Many words have very diverse meanings in different countries in Latin America:
- The word that is used to designate a baby diaper in some regions of Cuba is a terrible insult in Mexico, yet in the drug dealing slang, that same word is used to describe a very specific type of criminal.
- The word originally used for a kitchen assistant in Spain, constitutes an insult in most Latin America.
- When you are talking about computers, people in Spain will say “ordenador,” while people in Latin America will say “computadora.” When you talk about a file, you will hear “fichero” in Spain and “archivo” in Mexico.
- If you want a cigarette and politely ask for a “pitillo” in many countries of Latin America, people will look funny at you and you probably won’t get anything at all.
The examples are endless and will always produce funny or awkward situations.
Using the wrong term in the wrong country will only give you a blank stare, if not an offended person, although you may think you are speaking “Spanish.”
Some other common words have to be used carefully always, as the playful nature of the Latino makes them find a double meaning in many sentences. Yet, this way of thinking may seem totally strange for someone who didn’t grow up in this culture.
The regular Spanish spoken in Argentina can be very different from the Mexican equivalent and that is the reason why many global companies create different Spanish versions for all their products. Disney, for example, has been creating at least two different versions of their movies for decades now. I remember buying “The Incredibles” in Spanish: you could listen to it in Mexican Spanish, in Argentinean Spanish and in Neutral Latin American Spanish. We all had a wonderful time listening to the Mexican version, but laughed like crazy when we watched the Argentinean version. I imagine people in Argentina do the same when they listen to the Mexican version. The Neutral Latin American Spanish version was beautiful, since it was perfectly understandable for all countries and featured neutral accents in all the voices.
On the other hand, listening to Darth Vader tell Luke Skywalker that he was his father, in a Spaniard Spanish, was probably one of the worst experiences in my life and totally ruined the movie for me.
So, when you choose a translator for your literary work, I would give you the following advices, based on my experience:
- Don’t choose someone who “studied Spanish at College and got great notes at it” if they are not natives of a Spanish speaking country. They probably won´t know the subtleties of the language and will give you a mediocre or boring product.
- If you have a specific country in mind, pick someone who was born and/or spent a long time in that particular country. I have turned down clients who wanted a Venezuelan translation because, although I can produce a Neutral Latin American Translation, I am not an expert on the Spanish spoken at Venezuela. Keep in mind too that the Spanish spoken in Spain is incredibly different from anything spoken in America.

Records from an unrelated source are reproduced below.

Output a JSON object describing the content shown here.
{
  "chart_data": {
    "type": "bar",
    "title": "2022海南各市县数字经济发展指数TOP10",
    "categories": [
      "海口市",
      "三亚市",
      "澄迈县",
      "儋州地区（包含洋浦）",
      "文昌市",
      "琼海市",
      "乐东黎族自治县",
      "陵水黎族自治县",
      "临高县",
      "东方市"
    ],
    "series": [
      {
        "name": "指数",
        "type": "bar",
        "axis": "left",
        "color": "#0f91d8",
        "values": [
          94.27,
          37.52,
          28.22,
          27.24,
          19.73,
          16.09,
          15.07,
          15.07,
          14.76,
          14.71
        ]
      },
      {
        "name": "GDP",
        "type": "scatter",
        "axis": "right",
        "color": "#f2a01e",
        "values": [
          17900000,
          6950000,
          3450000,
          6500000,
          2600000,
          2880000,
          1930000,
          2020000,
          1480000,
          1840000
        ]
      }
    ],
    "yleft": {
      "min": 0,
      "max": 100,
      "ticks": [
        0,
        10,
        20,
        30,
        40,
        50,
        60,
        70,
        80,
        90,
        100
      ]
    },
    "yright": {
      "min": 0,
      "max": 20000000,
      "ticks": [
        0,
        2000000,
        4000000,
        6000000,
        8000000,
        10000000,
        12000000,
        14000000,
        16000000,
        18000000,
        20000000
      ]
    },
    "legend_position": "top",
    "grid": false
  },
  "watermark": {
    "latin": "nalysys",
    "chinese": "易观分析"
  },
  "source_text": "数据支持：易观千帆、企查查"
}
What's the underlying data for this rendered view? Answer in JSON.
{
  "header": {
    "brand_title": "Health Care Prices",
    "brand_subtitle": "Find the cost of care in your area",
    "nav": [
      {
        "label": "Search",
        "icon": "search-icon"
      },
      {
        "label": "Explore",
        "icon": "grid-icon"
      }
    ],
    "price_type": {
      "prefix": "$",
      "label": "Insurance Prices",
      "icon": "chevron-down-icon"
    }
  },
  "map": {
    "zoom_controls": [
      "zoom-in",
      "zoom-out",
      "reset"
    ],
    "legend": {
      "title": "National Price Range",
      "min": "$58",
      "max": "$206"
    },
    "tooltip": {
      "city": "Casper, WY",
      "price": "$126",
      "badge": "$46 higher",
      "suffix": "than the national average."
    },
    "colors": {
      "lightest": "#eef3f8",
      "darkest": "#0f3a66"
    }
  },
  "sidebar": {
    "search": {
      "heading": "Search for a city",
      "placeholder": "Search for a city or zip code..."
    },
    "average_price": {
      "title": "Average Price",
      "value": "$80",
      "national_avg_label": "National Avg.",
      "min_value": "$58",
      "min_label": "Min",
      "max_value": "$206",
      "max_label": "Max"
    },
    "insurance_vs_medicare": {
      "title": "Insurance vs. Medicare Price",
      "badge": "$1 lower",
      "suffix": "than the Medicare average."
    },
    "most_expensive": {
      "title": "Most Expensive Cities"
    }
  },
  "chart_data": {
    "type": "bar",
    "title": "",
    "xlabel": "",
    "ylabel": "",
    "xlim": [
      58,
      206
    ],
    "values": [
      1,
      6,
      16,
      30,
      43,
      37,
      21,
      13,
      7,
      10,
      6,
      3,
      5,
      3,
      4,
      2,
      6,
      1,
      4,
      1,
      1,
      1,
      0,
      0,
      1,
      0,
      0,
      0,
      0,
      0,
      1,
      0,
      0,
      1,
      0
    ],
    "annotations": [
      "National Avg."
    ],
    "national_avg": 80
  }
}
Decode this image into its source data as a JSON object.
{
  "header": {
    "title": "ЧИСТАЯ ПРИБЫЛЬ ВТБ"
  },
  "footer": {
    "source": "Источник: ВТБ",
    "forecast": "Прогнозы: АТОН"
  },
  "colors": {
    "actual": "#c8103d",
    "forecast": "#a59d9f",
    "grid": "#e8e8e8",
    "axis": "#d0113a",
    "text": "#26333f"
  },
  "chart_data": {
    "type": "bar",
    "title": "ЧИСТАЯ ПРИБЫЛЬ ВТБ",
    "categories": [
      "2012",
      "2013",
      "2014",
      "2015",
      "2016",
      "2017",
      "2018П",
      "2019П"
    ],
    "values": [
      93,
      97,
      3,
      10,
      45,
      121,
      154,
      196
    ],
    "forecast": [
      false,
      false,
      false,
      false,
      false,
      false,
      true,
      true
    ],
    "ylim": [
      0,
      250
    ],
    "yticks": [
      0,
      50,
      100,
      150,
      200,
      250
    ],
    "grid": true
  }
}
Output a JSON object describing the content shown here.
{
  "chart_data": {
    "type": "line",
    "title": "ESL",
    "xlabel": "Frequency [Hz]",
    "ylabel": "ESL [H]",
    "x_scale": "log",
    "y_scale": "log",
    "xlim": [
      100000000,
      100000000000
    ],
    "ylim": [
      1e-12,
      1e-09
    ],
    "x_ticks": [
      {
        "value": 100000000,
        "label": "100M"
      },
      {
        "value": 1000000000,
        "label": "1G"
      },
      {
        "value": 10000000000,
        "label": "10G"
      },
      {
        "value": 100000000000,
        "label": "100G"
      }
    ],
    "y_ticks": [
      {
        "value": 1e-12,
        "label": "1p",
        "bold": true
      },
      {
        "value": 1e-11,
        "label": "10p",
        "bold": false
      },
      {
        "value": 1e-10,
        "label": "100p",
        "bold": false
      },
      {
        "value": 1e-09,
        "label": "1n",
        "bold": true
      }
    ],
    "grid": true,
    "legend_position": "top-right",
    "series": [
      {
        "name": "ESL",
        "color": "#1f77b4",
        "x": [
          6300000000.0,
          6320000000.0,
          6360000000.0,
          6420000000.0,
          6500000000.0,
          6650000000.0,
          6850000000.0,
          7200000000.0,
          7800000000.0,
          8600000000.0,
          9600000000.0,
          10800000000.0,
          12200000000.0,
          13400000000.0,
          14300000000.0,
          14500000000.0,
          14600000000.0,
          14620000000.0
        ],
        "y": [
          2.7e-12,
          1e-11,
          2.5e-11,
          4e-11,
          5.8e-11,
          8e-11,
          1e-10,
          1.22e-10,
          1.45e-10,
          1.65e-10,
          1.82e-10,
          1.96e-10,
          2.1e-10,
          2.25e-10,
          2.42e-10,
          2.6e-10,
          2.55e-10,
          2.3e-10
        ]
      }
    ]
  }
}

- If you don´t have a particular market in mind, choose someone who can produce a Neutral Latin American version.
- Translators are specialized professionals: if you have a literary work, do not select a legal, medical or in general, a non literary translator.
You have spent countless hours crafting your story and painstakingly selecting every word in English. Do not sacrifice the quality of your book and your name in a casual selection for a translator. Go for the gold!
Read some other tips that we have given on the past about translating your eBook into Spanish here.
Our mission is to help English writing authors reach new markets in other languages. If you have an eBook in English we can help you reach the Latino community, translating your work to Spanish. Contact us at http://www.publicatuebook.ca or at firstname.lastname@example.org
That’s very interesting and useful. Not being Spanish, or Spanish speaking, it never occurred to me this could be so. I now feel enlightened and will bear it in mind if the need ever arises. Thank you.
Thank you so much for your kind comment. I have found that people who don`t speak Spanish are not aware of these differences, and hence the post. Thanks! Joe.